On an almost daily basis, I talk to friends who lead churches around the USA who are trying to understand what is happening in our culture and how to help the people in their churches to be faithful to Jesus in light of what is happening.

It seems like the basic framework and foundations of our society are changing rapidly.

But maybe it hasn’t been as fast as we think.

The “Long March through the Institutions” was a phrase attributed to the Italian communist Antonio Gramsci (1891-1937) and then coined as a succinct mission statement by Marxist student activist Rudi Dutschke in the 1960s.

The phrase is used to describe the intellectual takeover of a society without need to resort to a military conflict. Instead, the strategy focuses on slowly winning over the chief institutions that determine the direction of a culture and thereby creating a soft revolution from within those institutions. So, the focus was on the universities, then the unions, the arts, the K-12 schools, the media, then corporations, and finally the society as a whole.

What once looked like a slow, long march, is now looking more and more like a quick, short march. The Marxist roots are mostly the same, but the manifestation is different this time. Business is not perceived as the enemy. Rather, it’s the ideas that do not match Marxist frameworks that are seen as the enemy. This new philosophy is rapidly ascending in American culture, even while it is not called communism or socialism. More on what it is called below…

Marxism in its various forms is an enemy to the gospel of Jesus Christ. One cannot uphold a Marxist worldview and uphold Jesus as one’s savior and king. More on this point below, too, and some key resources I recommend to those who lead churches…

But first, note two things that have happened in recent years which lead us to a place where we have never been before in American society.

Both of these changes have accelerated since the fall of Soviet Communism and the Berlin Wall in 1989. Many thought Marxism was dead only to find that it sprang back to life in a new, less clearly defined and yet ever-present way.

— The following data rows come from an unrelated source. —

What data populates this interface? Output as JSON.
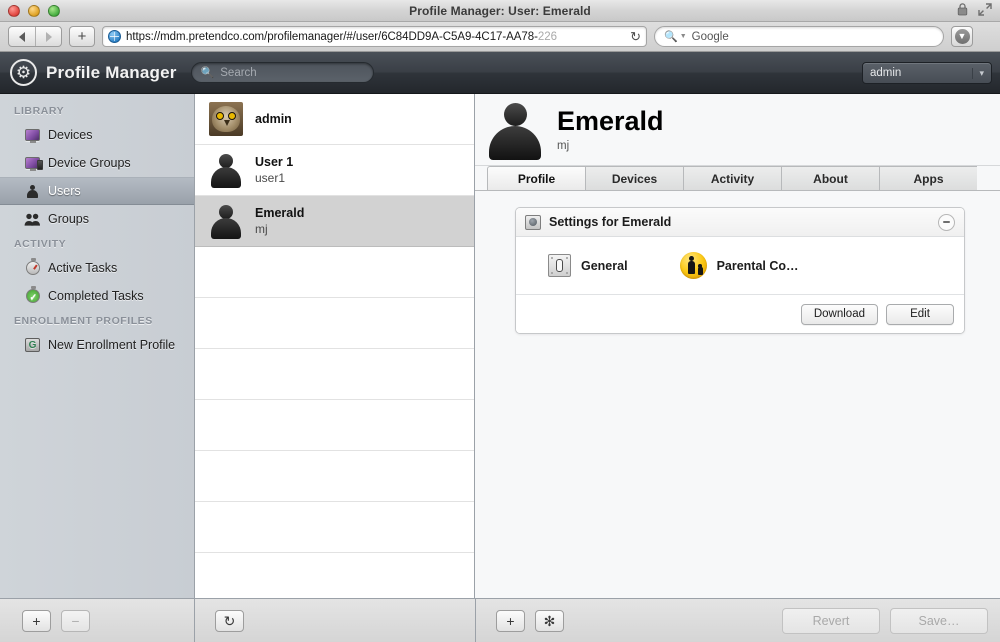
{
  "window": {
    "title": "Profile Manager: User: Emerald",
    "controls": [
      "close",
      "minimize",
      "zoom"
    ],
    "right_icons": [
      "lock-icon",
      "fullscreen-icon"
    ]
  },
  "browser": {
    "back_label": "◀",
    "forward_label": "▶",
    "new_tab_label": "+",
    "url": "https://mdm.pretendco.com/profilemanager/#/user/6C84DD9A-C5A9-4C17-AA78-",
    "url_dim_tail": "226",
    "reload_label": "↻",
    "search_placeholder": "Google",
    "search_icon": "magnifier-icon",
    "downloads_icon": "download-icon"
  },
  "appheader": {
    "logo_icon": "gear-logo-icon",
    "app_name": "Profile Manager",
    "search_placeholder": "Search",
    "search_icon": "search-icon",
    "account": "admin"
  },
  "sidebar": {
    "sections": [
      {
        "label": "LIBRARY",
        "items": [
          {
            "label": "Devices",
            "icon": "monitor-icon",
            "selected": false
          },
          {
            "label": "Device Groups",
            "icon": "monitor-phone-icon",
            "selected": false
          },
          {
            "label": "Users",
            "icon": "person-icon",
            "selected": true
          },
          {
            "label": "Groups",
            "icon": "people-icon",
            "selected": false
          }
        ]
      },
      {
        "label": "ACTIVITY",
        "items": [
          {
            "label": "Active Tasks",
            "icon": "stopwatch-icon",
            "selected": false
          },
          {
            "label": "Completed Tasks",
            "icon": "stopwatch-check-icon",
            "selected": false
          }
        ]
      },
      {
        "label": "ENROLLMENT PROFILES",
        "items": [
          {
            "label": "New Enrollment Profile",
            "icon": "enrollment-card-icon",
            "selected": false
          }
        ]
      }
    ]
  },
  "userlist": {
    "rows": [
      {
        "name": "admin",
        "short": "",
        "avatar": "owl-photo",
        "selected": false
      },
      {
        "name": "User 1",
        "short": "user1",
        "avatar": "person-silhouette",
        "selected": false
      },
      {
        "name": "Emerald",
        "short": "mj",
        "avatar": "person-silhouette",
        "selected": true
      }
    ],
    "empty_rows": 7,
    "refresh_label": "↻"
  },
  "detail": {
    "avatar": "person-silhouette",
    "name": "Emerald",
    "short_name": "mj",
    "tabs": [
      {
        "label": "Profile",
        "active": true
      },
      {
        "label": "Devices",
        "active": false
      },
      {
        "label": "Activity",
        "active": false
      },
      {
        "label": "About",
        "active": false
      },
      {
        "label": "Apps",
        "active": false
      }
    ],
    "panel": {
      "icon": "settings-disc-icon",
      "title": "Settings for Emerald",
      "collapse_label": "−",
      "payloads": [
        {
          "label": "General",
          "icon": "general-icon"
        },
        {
          "label": "Parental Co…",
          "icon": "parental-controls-icon"
        }
      ],
      "buttons": [
        {
          "label": "Download",
          "disabled": false
        },
        {
          "label": "Edit",
          "disabled": false
        }
      ]
    }
  },
  "bottombar": {
    "left": [
      {
        "label": "+",
        "name": "add-user-button",
        "disabled": false
      },
      {
        "label": "−",
        "name": "remove-user-button",
        "disabled": true
      }
    ],
    "middle": [
      {
        "label": "↻",
        "name": "refresh-list-button",
        "disabled": false
      }
    ],
    "right_tools": [
      {
        "label": "+",
        "name": "add-payload-button",
        "disabled": false
      },
      {
        "label": "✻",
        "name": "action-gear-button",
        "disabled": false
      }
    ],
    "actions": [
      {
        "label": "Revert",
        "name": "revert-button",
        "disabled": true
      },
      {
        "label": "Save…",
        "name": "save-button",
        "disabled": true
      }
    ]
  },
  "colors": {
    "header_dark": "#2f343a",
    "sidebar": "#cbd0d6",
    "selection_gray": "#d2d2d2",
    "parental_yellow": "#fbc916"
  }
}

First, radical leftist beliefs and values have gained more and more influence in our universities year after year. It is hard to get exact numbers on the viewpoints wittingly or unwittingly promoted by professors, but notice the significant decline in the number of conservatives that teach in universities in the USA.

1969 – Approximately 1 in 4 were conservatives

1999 – Approximately 1 in 10 were conservatives

2019 – Approximately 1 in 17 were conservatives

What these ratios show us is that more and more people—in the most impressionable period in their lives—are hearing only from those who personally hold to left-leaning or Marxist ideas.

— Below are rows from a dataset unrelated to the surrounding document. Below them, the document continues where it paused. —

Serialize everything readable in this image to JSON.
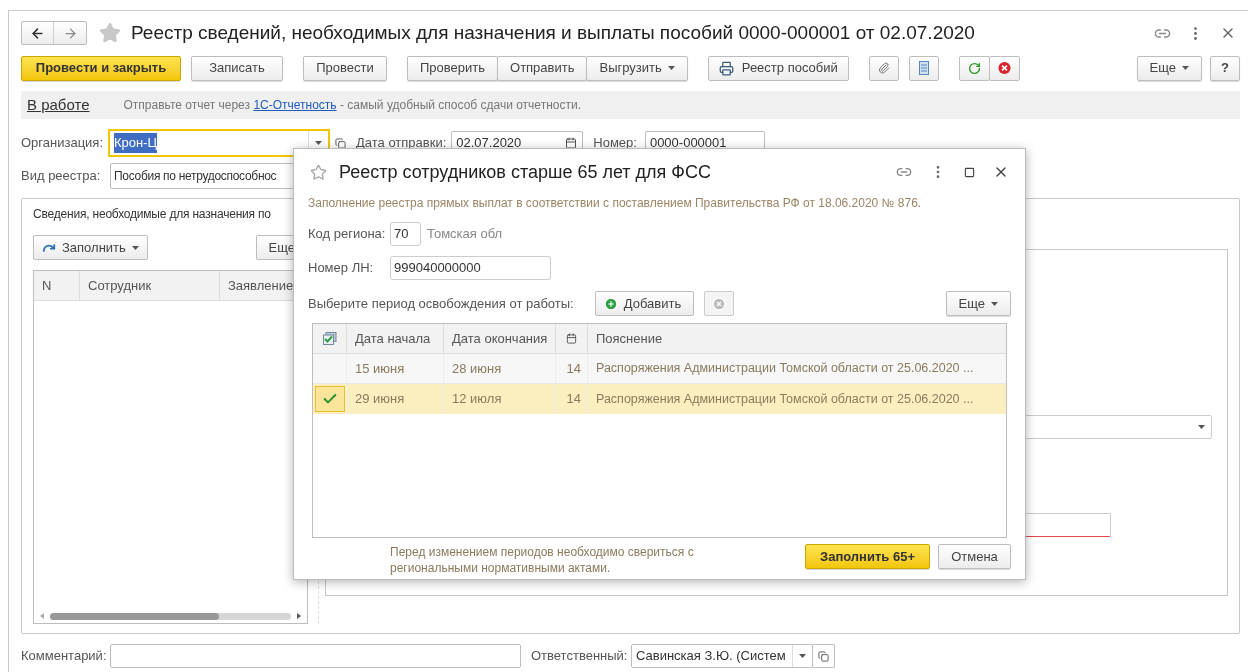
{
  "window": {
    "title": "Реестр сведений, необходимых для назначения и выплаты пособий 0000-000001 от 02.07.2020"
  },
  "toolbar": {
    "buttons": [
      {
        "label": "Провести и закрыть",
        "kind": "primary"
      },
      {
        "label": "Записать",
        "kind": "plain"
      },
      {
        "label": "Провести",
        "kind": "plain"
      }
    ],
    "group": [
      {
        "label": "Проверить",
        "kind": "plain"
      },
      {
        "label": "Отправить",
        "kind": "plain"
      },
      {
        "label": "Выгрузить",
        "kind": "menu"
      }
    ],
    "print": "Реестр пособий",
    "more": "Еще",
    "help": "?"
  },
  "status": {
    "state": "В работе",
    "before": "Отправьте отчет через",
    "link": "1С-Отчетность",
    "after": "- самый удобный способ сдачи отчетности."
  },
  "organization": {
    "label": "Организация:",
    "value": "Крон-Ц",
    "focused": true
  },
  "send_date": {
    "label": "Дата отправки:",
    "value": "02.07.2020"
  },
  "number": {
    "label": "Номер:",
    "value": "0000-000001"
  },
  "registry_type": {
    "label": "Вид реестра:",
    "value": "Пособия по нетрудоспособнос"
  },
  "group_title": "Сведения, необходимые для назначения по",
  "employees": {
    "fill": "Заполнить",
    "more": "Еще",
    "columns": [
      "N",
      "Сотрудник",
      "Заявление"
    ]
  },
  "comment": {
    "label": "Комментарий:"
  },
  "responsible": {
    "label": "Ответственный:",
    "value": "Савинская З.Ю. (Систем"
  },
  "dialog": {
    "title": "Реестр сотрудников старше 65 лет для ФСС",
    "note": "Заполнение реестра прямых выплат в соответствии с поставлением Правительства РФ от 18.06.2020 № 876.",
    "region": {
      "label": "Код региона:",
      "value": "70",
      "name": "Томская обл"
    },
    "ln": {
      "label": "Номер ЛН:",
      "value": "999040000000"
    },
    "period_label": "Выберите период освобождения от работы:",
    "add": "Добавить",
    "more": "Еще",
    "columns": {
      "start": "Дата начала",
      "end": "Дата окончания",
      "note": "Пояснение"
    },
    "rows": [
      {
        "checked": false,
        "selected": false,
        "start": "15 июня",
        "end": "28 июня",
        "days": "14",
        "note": "Распоряжения Администрации Томской области от 25.06.2020 ..."
      },
      {
        "checked": true,
        "selected": true,
        "start": "29 июня",
        "end": "12 июля",
        "days": "14",
        "note": "Распоряжения Администрации Томской области от 25.06.2020 ..."
      }
    ],
    "hint": "Перед изменением периодов необходимо свериться с региональными нормативными актами.",
    "ok": "Заполнить 65+",
    "cancel": "Отмена"
  }
}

The old adage used to be that most people were liberals coming out of university in their 20s, but they became conservatives in their 40s through experiences in the professional world.

But that has changed.

More and more are coming out of university as left-leaning and now joining a critical mass who have kept their views and who are now changing the institutions where they go to work. The result is that these institutions, more and more, reflect the left-leaning values taught in the university.

Secondly, the influences on the left are moving further to the left, into a witting or unwitting Marxist worldview (and away from true, freedom-promoting liberalism). Starting about twenty years ago, Critical Theory was introduced more and more into the soft sciences in universities (humanities like history and psychology) and then, in the last ten years, it has moved into the hard sciences (math, engineering, etc.) and now into all fields. It now is the dominant philosophy.

What is Critical Theory?

The Colson Center has created a five-minute video explaining Critical Theory that we recommend to everyone (click here).

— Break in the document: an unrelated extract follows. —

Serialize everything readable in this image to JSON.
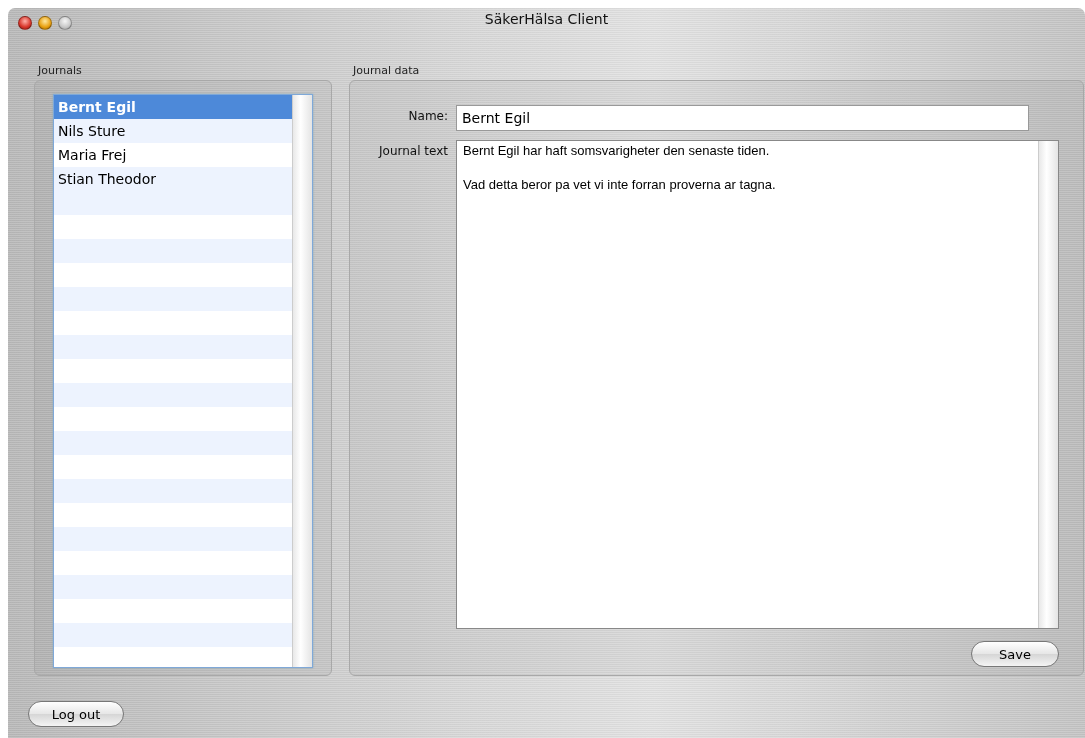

Critical Theory is a combination of post-modernism and Marxism designed for a world of big businesses and institutions. It is a framework that both diminishes objective thinking (because there is no “objective truth” in post-modernism) and affirms a more rigid oppressor-oppressed mindset at the same time.

It is a framework, when established, that rejects the ideas of a liberal society, where ideas and beliefs are freely debated and discussed, in favor of a more Marxist viewpoint only. There are only winners (the ideas, beliefs, and classes/groups that prevail) and losers (the ideas, beliefs, and classes/groups that lose). The currency that matters is power. The end result is that there are ideas that can be spoken and ideas that cannot be spoken. Dissent is shut out prior to debate by suppression and cancelation.

Here are three key flashpoints that reflect Critical Theory’s influence and challenge to both liberal ideas (i.e., which promote freedom) and conservative ideas (i.e., which preserve values that built Western civilization):

  • Critical Identity Theory – a critical dismantling of the power structures by which privileged identities oppress minority identities (e.g., LGBTQ identities).
  • Critical Gender Theory – a critical dismantling of the power structures by which men oppress women.
  • Critical Race Theory – a critical dismantling of the power structures by which a white-dominant society inherently oppresses racial minorities.
Now, it’s no surprise that groups have oppressed other groups throughout history—with regard to race, gender, LGBTQ, etc.

It is not as though disciples of Jesus can study history and conclude, “no injustice to see here.” Of course, there have been terrible injustices perpetuated by people in power. The real questions are these: What is the true cause of the injustice? Is Marxism the best way to frame the injustice? What is the best way to fight the injustice according to God’s Word?

These critical theories propose the path of cynicism, by which white people, for example, are automatically assumed to be racist (see Robin Diangelo’s White Fragility). Or biblical views of gender roles in the church and home are automatically assumed to be misogynistic. Or the view that God ordained marriage to be between a man and a woman is vilified as homophobic heterosexism.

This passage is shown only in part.